The GOS reaction yields positive results in many malignancies, including carcinomas of the lung,15 pancreas,16 ovary,17–19 thyroid,20 stomach,21, 22 and colon.23–25 This reaction also produces positive findings in transitional cell carcinoma of the urinary bladder,26, 27 embryonal and yolk sac tumors of the male genital tract,28 and pheochromocytomas.29 Immunohistochemical studies have also found that breast carcinoma stains positively for the TF antigen. This phenomenon was first reported in 1975 by Springer et al.30 and later confirmed by a number of authors who found that breast carcinoma tissue expressed the TF antigen and that no binding of the TF antigen was evident in normal tissue.31–33

Detection of the TF antigen in these studies has relied on a variety of reagents, including peanut lectin and monoclonal antibodies (MoAb). Due in part to the variation in the specificity and affinity of these reagents, these assays have not been widely used in clinical practice.11 The GOS reaction detects the TF antigen via the galactose oxidase enzyme, which reacts with the terminal galactose residues of the TF antigen to oxidize the C6 alcohol groups to aldehydes. The Schiff reagent then reacts with the aldehydes to produce a magenta color. This reaction has been studied in breast tissue sections and has been reported to yield positive results in breast carcinoma tissue and negative results in normal breast tissue.10 Although these results certainly are noteworthy, the findings still rely on the subjective interpretation of the test.

Recently, a novel method for quantification of this reaction was reported.11 The reported technique essentially uses spectrophotometric methods to quantify the two main components of color: hue (shade) and chroma (intensity). We assessed the ability of this technique to distinguish between healthy and affected breasts in NAF samples obtained from women with unilateral breast carcinoma.
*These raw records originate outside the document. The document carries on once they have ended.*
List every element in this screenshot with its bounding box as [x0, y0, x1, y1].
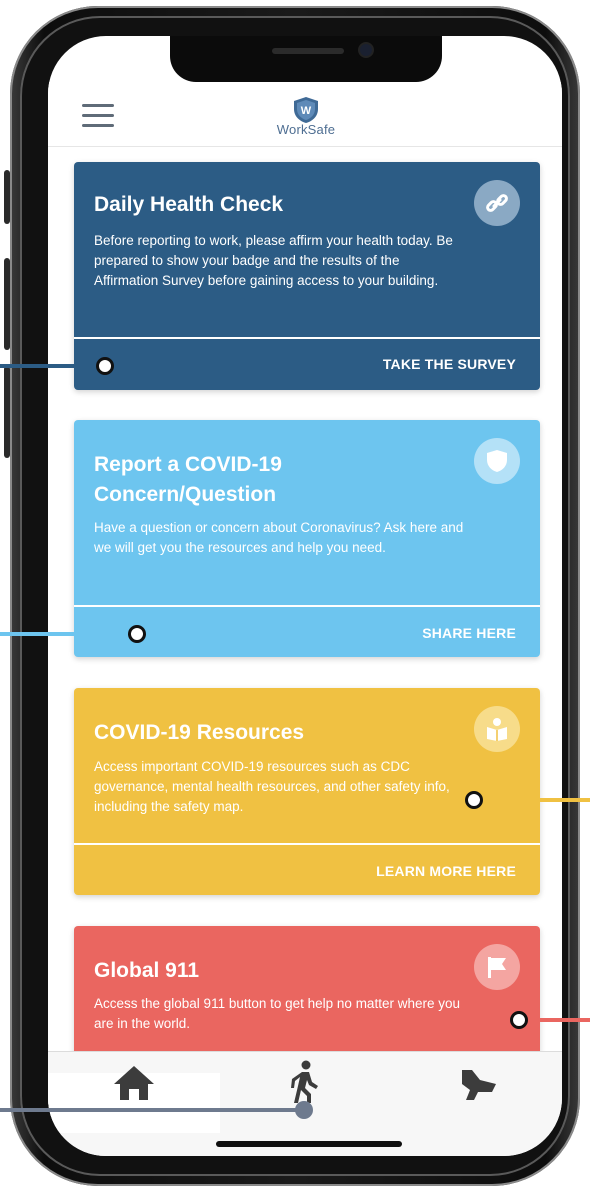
app-logo: W WorkSafe: [274, 96, 338, 144]
callout-line-walk: [0, 1108, 304, 1112]
card-list: Daily Health Check Before reporting to w…: [48, 147, 562, 1052]
card-title: COVID-19 Resources: [94, 721, 305, 744]
front-camera: [360, 44, 372, 56]
card-body: Access the global 911 button to get help…: [94, 996, 460, 1031]
flag-icon: [474, 944, 520, 990]
card-title: Report a COVID-19 Concern/Question: [94, 453, 282, 506]
card-body: Before reporting to work, please affirm …: [94, 233, 453, 288]
card-report-concern[interactable]: Report a COVID-19 Concern/Question Have …: [74, 420, 540, 657]
shield-icon: [474, 438, 520, 484]
svg-text:W: W: [301, 105, 312, 117]
card-body: Access important COVID-19 resources such…: [94, 759, 450, 814]
app-header: W WorkSafe: [48, 82, 562, 147]
card-title: Global 911: [94, 959, 200, 982]
callout-dot-survey: [96, 357, 114, 375]
callout-dot-share: [128, 625, 146, 643]
callout-dot-911: [510, 1011, 528, 1029]
home-indicator: [216, 1141, 402, 1147]
callout-dot-walk: [295, 1101, 313, 1119]
card-body: Have a question or concern about Coronav…: [94, 520, 464, 555]
speaker: [272, 48, 344, 54]
card-divider: [74, 843, 540, 845]
callout-line-share: [0, 632, 134, 636]
volume-down-button: [4, 366, 10, 458]
walking-person-icon[interactable]: [284, 1060, 332, 1103]
silent-switch: [4, 170, 10, 224]
callout-line-911: [520, 1018, 590, 1022]
menu-icon[interactable]: [82, 104, 114, 128]
share-here-button[interactable]: SHARE HERE: [422, 625, 516, 641]
home-icon[interactable]: [112, 1064, 160, 1104]
card-title: Daily Health Check: [94, 193, 284, 216]
take-survey-button[interactable]: TAKE THE SURVEY: [383, 356, 516, 372]
callout-line-resources: [474, 798, 590, 802]
link-icon: [474, 180, 520, 226]
shield-logo-icon: W: [292, 96, 320, 124]
card-global-911[interactable]: Global 911 Access the global 911 button …: [74, 926, 540, 1052]
card-divider: [74, 605, 540, 607]
learn-more-button[interactable]: LEARN MORE HERE: [376, 863, 516, 879]
phone-screen: W WorkSafe Daily Health Check Before rep…: [48, 36, 562, 1156]
logo-text: WorkSafe: [276, 122, 336, 137]
volume-up-button: [4, 258, 10, 350]
book-reader-icon: [474, 706, 520, 752]
card-divider: [74, 337, 540, 339]
notch: [170, 36, 442, 82]
card-daily-health-check[interactable]: Daily Health Check Before reporting to w…: [74, 162, 540, 390]
callout-line-survey: [0, 364, 104, 368]
callout-dot-resources: [465, 791, 483, 809]
megaphone-icon[interactable]: [456, 1066, 504, 1106]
We found that when chroma was adjusted for the volume of NAF sample obtained, a statistically significant difference was found between the normal and affected breasts. Although this finding is noteworthy, the current study was relatively limited in size, and further efforts to validate these results are warranted.

In addition, we found that the adjusted chroma value of the NAF sample obtained from the affected breast was correlated with the ER status of the tumor; this finding is supported by previous studies that investigated the detection of the TF antigen using peanut lectin.34–36 Nonetheless, some studies, such as one in which peanut agglutinin was used for antigen detection, have not observed this correlation.37 One possible explanation for this inconsistency is that only a combination of estrogen and progesterone may be able to increase binding.38 In the current study, however, there was a clear correlation between adjusted chroma value and ER status, but not between adjusted chroma value and progesterone receptor status.
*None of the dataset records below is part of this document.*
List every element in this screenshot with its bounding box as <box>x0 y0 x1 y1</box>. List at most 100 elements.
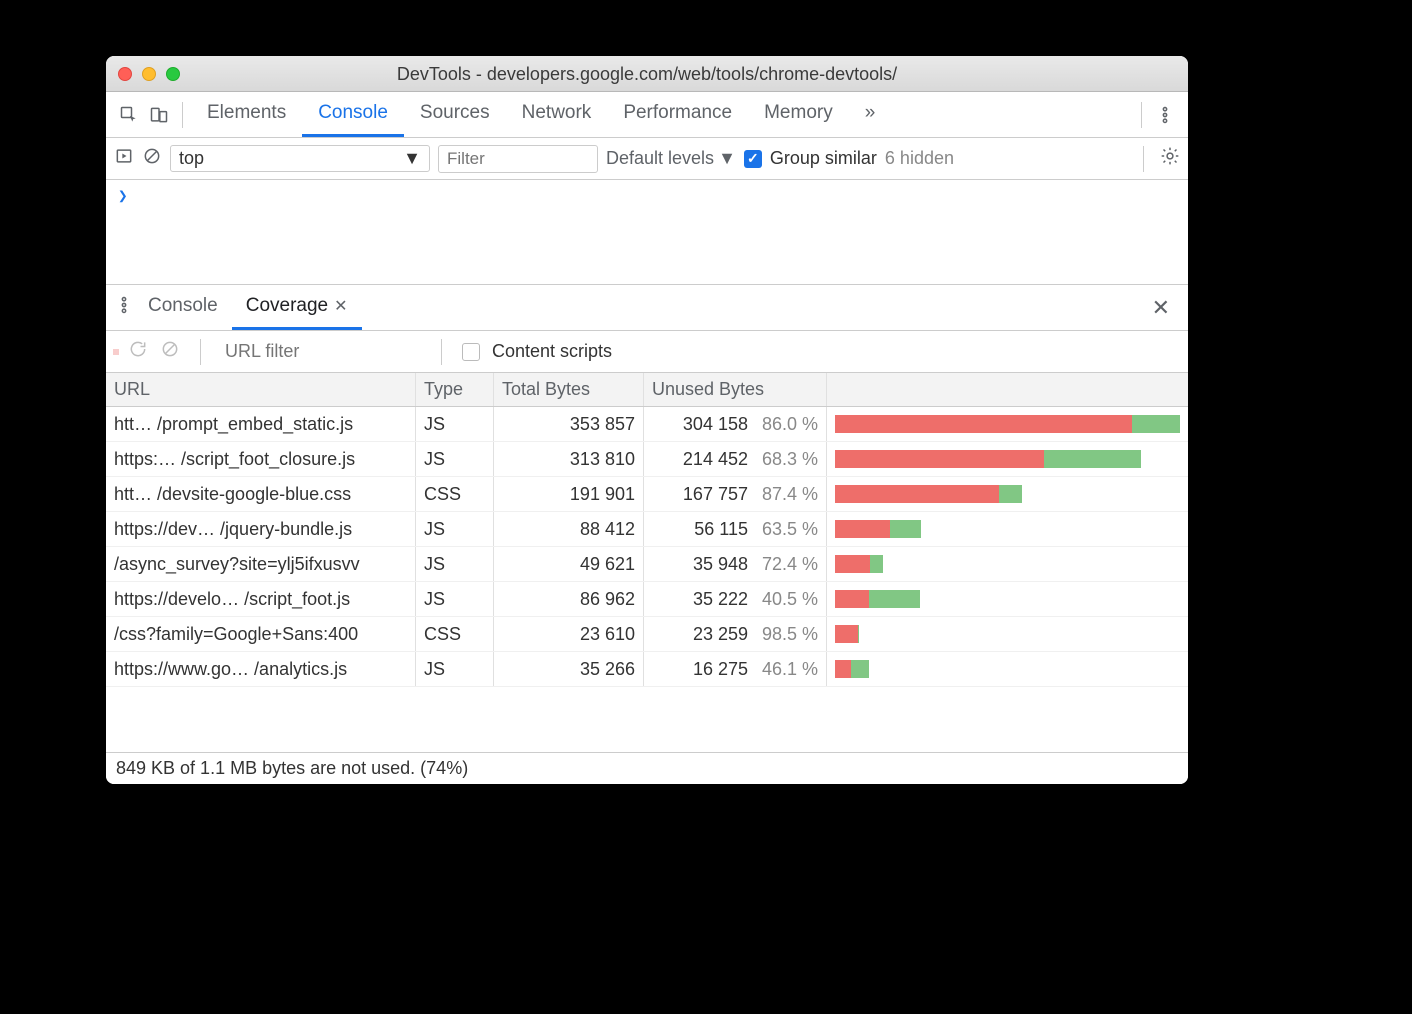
table-row[interactable]: https://dev… /jquery-bundle.jsJS88 41256… <box>106 512 1188 547</box>
cell-bar <box>827 547 1188 581</box>
table-body: htt… /prompt_embed_static.jsJS353 857304… <box>106 407 1188 752</box>
cell-bar <box>827 617 1188 651</box>
tab-elements[interactable]: Elements <box>191 93 302 137</box>
th-total[interactable]: Total Bytes <box>494 373 644 406</box>
cell-url: https://dev… /jquery-bundle.js <box>106 512 416 546</box>
cell-unused: 16 27546.1 % <box>644 652 827 686</box>
table-header: URL Type Total Bytes Unused Bytes <box>106 373 1188 407</box>
drawer-tab-coverage[interactable]: Coverage ✕ <box>232 286 362 330</box>
cell-type: JS <box>416 582 494 616</box>
cell-bar <box>827 512 1188 546</box>
context-selector-label: top <box>179 148 204 169</box>
table-row[interactable]: https://www.go… /analytics.jsJS35 26616 … <box>106 652 1188 687</box>
close-window-button[interactable] <box>118 67 132 81</box>
console-settings-gear-icon[interactable] <box>1160 146 1180 171</box>
cell-bar <box>827 582 1188 616</box>
tabs-overflow[interactable]: » <box>849 93 892 137</box>
cell-url: /css?family=Google+Sans:400 <box>106 617 416 651</box>
drawer-tab-coverage-label: Coverage <box>246 295 328 317</box>
cell-type: CSS <box>416 617 494 651</box>
reload-icon[interactable] <box>128 339 148 364</box>
device-toolbar-icon[interactable] <box>144 100 174 130</box>
clear-icon[interactable] <box>160 339 180 364</box>
close-drawer-icon[interactable]: ✕ <box>1142 295 1180 321</box>
cell-unused: 214 45268.3 % <box>644 442 827 476</box>
cell-unused: 35 94872.4 % <box>644 547 827 581</box>
drawer-more-icon[interactable] <box>114 295 134 320</box>
table-row[interactable]: https:… /script_foot_closure.jsJS313 810… <box>106 442 1188 477</box>
cell-unused: 23 25998.5 % <box>644 617 827 651</box>
cell-unused: 167 75787.4 % <box>644 477 827 511</box>
tab-memory[interactable]: Memory <box>748 93 849 137</box>
th-url[interactable]: URL <box>106 373 416 406</box>
content-scripts-checkbox[interactable] <box>462 343 480 361</box>
console-input-area[interactable]: ❯ <box>106 180 1188 285</box>
cell-total: 49 621 <box>494 547 644 581</box>
coverage-status: 849 KB of 1.1 MB bytes are not used. (74… <box>106 752 1188 784</box>
separator <box>441 339 442 365</box>
cell-url: https:… /script_foot_closure.js <box>106 442 416 476</box>
table-row[interactable]: htt… /devsite-google-blue.cssCSS191 9011… <box>106 477 1188 512</box>
cell-bar <box>827 407 1188 441</box>
th-type[interactable]: Type <box>416 373 494 406</box>
log-levels-selector[interactable]: Default levels ▼ <box>606 148 736 169</box>
context-selector[interactable]: top ▼ <box>170 145 430 172</box>
th-bar <box>827 373 1188 406</box>
table-row[interactable]: https://develo… /script_foot.jsJS86 9623… <box>106 582 1188 617</box>
cell-unused: 304 15886.0 % <box>644 407 827 441</box>
main-tabstrip: Elements Console Sources Network Perform… <box>106 92 1188 138</box>
tab-network[interactable]: Network <box>506 93 608 137</box>
window-titlebar: DevTools - developers.google.com/web/too… <box>106 56 1188 92</box>
execute-icon[interactable] <box>114 146 134 171</box>
cell-url: /async_survey?site=ylj5ifxusvv <box>106 547 416 581</box>
tab-console[interactable]: Console <box>302 93 404 137</box>
cell-type: JS <box>416 652 494 686</box>
drawer-tab-console[interactable]: Console <box>134 286 232 330</box>
cell-total: 88 412 <box>494 512 644 546</box>
separator <box>1141 102 1142 128</box>
cell-bar <box>827 652 1188 686</box>
cell-type: JS <box>416 547 494 581</box>
cell-url: htt… /devsite-google-blue.css <box>106 477 416 511</box>
cell-type: JS <box>416 442 494 476</box>
url-filter-input[interactable] <box>221 338 421 365</box>
group-similar-checkbox[interactable]: ✓ <box>744 150 762 168</box>
drawer-tabstrip: Console Coverage ✕ ✕ <box>106 285 1188 331</box>
cell-type: JS <box>416 512 494 546</box>
separator <box>1143 146 1144 172</box>
inspect-element-icon[interactable] <box>114 100 144 130</box>
separator <box>200 339 201 365</box>
window-title: DevTools - developers.google.com/web/too… <box>106 64 1188 85</box>
th-unused[interactable]: Unused Bytes <box>644 373 827 406</box>
more-options-icon[interactable] <box>1150 100 1180 130</box>
chevron-down-icon: ▼ <box>718 148 736 169</box>
clear-console-icon[interactable] <box>142 146 162 171</box>
cell-bar <box>827 477 1188 511</box>
log-levels-label: Default levels <box>606 148 714 169</box>
table-row[interactable]: htt… /prompt_embed_static.jsJS353 857304… <box>106 407 1188 442</box>
cell-total: 313 810 <box>494 442 644 476</box>
minimize-window-button[interactable] <box>142 67 156 81</box>
cell-type: CSS <box>416 477 494 511</box>
devtools-window: DevTools - developers.google.com/web/too… <box>106 56 1188 784</box>
cell-url: https://develo… /script_foot.js <box>106 582 416 616</box>
cell-url: https://www.go… /analytics.js <box>106 652 416 686</box>
cell-unused: 56 11563.5 % <box>644 512 827 546</box>
tab-performance[interactable]: Performance <box>607 93 748 137</box>
cell-url: htt… /prompt_embed_static.js <box>106 407 416 441</box>
cell-bar <box>827 442 1188 476</box>
content-scripts-label: Content scripts <box>492 341 612 362</box>
zoom-window-button[interactable] <box>166 67 180 81</box>
coverage-toolbar: Content scripts <box>106 331 1188 373</box>
separator <box>182 102 183 128</box>
cell-total: 353 857 <box>494 407 644 441</box>
table-row[interactable]: /async_survey?site=ylj5ifxusvvJS49 62135… <box>106 547 1188 582</box>
console-filter-input[interactable] <box>438 145 598 173</box>
hidden-count: 6 hidden <box>885 148 954 169</box>
tab-sources[interactable]: Sources <box>404 93 506 137</box>
window-controls <box>118 67 180 81</box>
group-similar-label: Group similar <box>770 148 877 169</box>
close-tab-icon[interactable]: ✕ <box>334 296 347 316</box>
table-row[interactable]: /css?family=Google+Sans:400CSS23 61023 2… <box>106 617 1188 652</box>
coverage-table: URL Type Total Bytes Unused Bytes htt… /… <box>106 373 1188 752</box>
The impact of the TF antigen in terms of breast carcinoma prognosis also has been controversial. In a study in which peanut agglutinin was used, Barry et al.39 found that TF antigen binding had no prognostic relevance. However, other studies involving MoAb have suggested that increased binding is associated with tumor progression.40 Although we did not find a significant correlation between binding and tumor size, tumor grade, or lymph node status, there was a trend toward increased disease stage among patients with higher adjusted chroma values. These findings, although not statistically significant given the size of the current study, are intriguing and warrant further investigation.
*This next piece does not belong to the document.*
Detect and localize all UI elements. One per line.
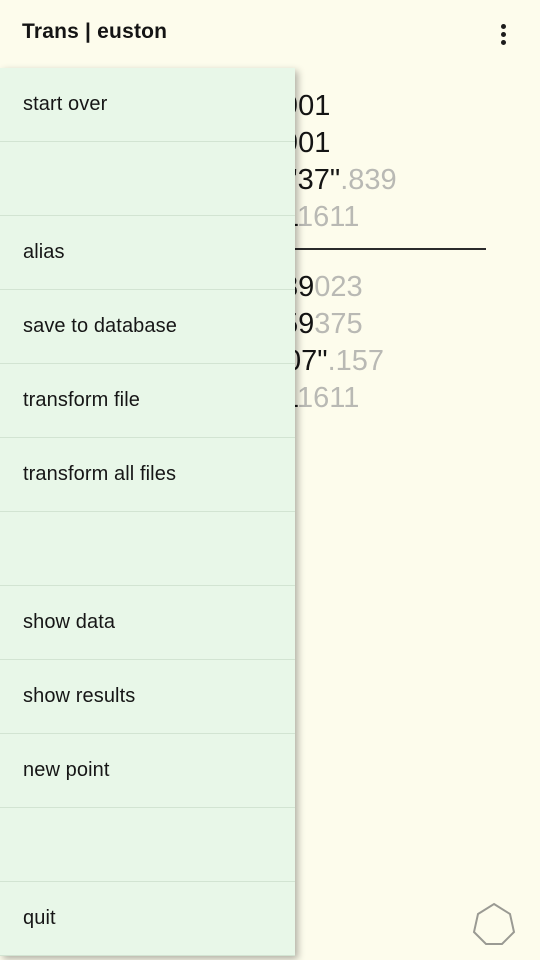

The current study was limited by the relatively small size of the patient population and by the fact that nearly one-half of all patients enrolled did not have sufficiently large NAF samples for GOS analysis. However, this novel quantitative technique is deserving of further research. Studies of this technique are currently being evaluated in bronchial washings from patients with lung carcinoma and in rectal mucus samples from patients with colorectal carcinoma. Sampling of the NAF remains a noninvasive method of assessing the breast microenvironment and may prove to be useful in the discovery of novel biomarkers and in early diagnosis.